Kittleson Michelle M
, 8536 Wilshire Boulevard, Suite 301, Beverly Hills, CA, 90211, USA,
Curr Treat Options Cardiovasc Med. 2012 Aug;14(4):356-69. doi: 10.1007/s11936-012-0184-7.
Heart transplantation is the preferred therapy for patients with end-stage heart failure with refractory symptoms despite optimal medical and device therapy.

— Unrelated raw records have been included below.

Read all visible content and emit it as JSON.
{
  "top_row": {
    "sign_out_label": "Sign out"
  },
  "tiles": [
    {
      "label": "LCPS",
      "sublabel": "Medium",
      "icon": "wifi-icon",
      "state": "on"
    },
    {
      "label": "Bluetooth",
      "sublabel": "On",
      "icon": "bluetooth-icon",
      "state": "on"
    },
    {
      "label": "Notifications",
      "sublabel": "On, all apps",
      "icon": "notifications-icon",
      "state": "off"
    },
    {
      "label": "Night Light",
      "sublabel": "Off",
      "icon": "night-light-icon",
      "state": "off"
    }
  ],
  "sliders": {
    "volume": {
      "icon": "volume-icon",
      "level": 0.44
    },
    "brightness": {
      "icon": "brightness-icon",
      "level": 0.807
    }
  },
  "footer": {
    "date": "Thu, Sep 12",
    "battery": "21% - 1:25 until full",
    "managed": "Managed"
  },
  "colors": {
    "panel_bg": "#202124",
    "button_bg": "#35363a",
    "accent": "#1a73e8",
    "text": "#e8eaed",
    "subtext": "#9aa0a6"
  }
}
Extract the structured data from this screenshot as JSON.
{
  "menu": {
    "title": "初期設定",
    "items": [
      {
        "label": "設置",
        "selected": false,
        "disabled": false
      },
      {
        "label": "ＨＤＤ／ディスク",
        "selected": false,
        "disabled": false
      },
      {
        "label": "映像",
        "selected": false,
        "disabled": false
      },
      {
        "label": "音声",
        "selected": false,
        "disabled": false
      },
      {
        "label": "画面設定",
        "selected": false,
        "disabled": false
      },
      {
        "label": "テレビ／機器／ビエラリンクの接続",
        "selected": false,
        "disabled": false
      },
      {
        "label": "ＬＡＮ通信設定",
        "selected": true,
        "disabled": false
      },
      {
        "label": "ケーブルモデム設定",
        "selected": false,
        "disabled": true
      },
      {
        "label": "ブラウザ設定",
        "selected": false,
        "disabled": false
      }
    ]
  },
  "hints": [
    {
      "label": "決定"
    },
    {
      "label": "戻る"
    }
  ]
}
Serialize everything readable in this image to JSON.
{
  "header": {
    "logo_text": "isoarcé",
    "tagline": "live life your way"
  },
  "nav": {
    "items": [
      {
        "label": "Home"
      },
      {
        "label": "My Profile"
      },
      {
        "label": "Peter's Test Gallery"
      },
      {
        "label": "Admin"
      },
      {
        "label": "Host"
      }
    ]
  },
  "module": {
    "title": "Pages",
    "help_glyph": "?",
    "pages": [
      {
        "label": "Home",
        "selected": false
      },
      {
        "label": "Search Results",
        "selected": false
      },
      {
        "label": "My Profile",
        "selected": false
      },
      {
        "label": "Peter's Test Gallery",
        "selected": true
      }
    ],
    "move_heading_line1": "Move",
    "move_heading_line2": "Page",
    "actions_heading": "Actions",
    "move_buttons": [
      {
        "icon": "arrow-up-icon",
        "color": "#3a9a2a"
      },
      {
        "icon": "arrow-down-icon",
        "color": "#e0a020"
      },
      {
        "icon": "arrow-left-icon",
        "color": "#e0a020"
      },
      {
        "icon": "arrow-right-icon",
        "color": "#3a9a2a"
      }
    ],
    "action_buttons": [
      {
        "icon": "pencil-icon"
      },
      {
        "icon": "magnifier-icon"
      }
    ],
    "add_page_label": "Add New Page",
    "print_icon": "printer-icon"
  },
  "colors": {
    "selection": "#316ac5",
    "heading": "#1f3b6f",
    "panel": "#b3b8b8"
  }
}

The major impediment to survival is rejection and infection in the short term and cardiac allograft vasculopathy and malignancy in the long term. Current therapies are focused on the prevention and treatment of rejection and limiting the long-term problems of cardiac allograft vasculopathy and malignancy. Advances in monitoring assays now allow better assessment of rejection and the level of immune response. This will allow clinicians, in the future, to tailor current therapies to the needs of individual heart transplant recipients to maximize benefit and minimize toxicity.
心脏移植是终末期心力衰竭患者的首选治疗方法,尽管进行了最佳的药物和器械治疗,但这些患者仍有难治性症状。短期内存活的主要障碍是排斥反应和感染,长期则是心脏移植血管病变和恶性肿瘤。目前的治疗方法主要集中在预防和治疗排斥反应以及限制心脏移植血管病变和恶性肿瘤的长期问题。监测检测方法的进展现在能够更好地评估排斥反应和免疫反应水平。这将使临床医生在未来能够根据个体心脏移植受者的需求调整当前治疗方法,以实现效益最大化和毒性最小化。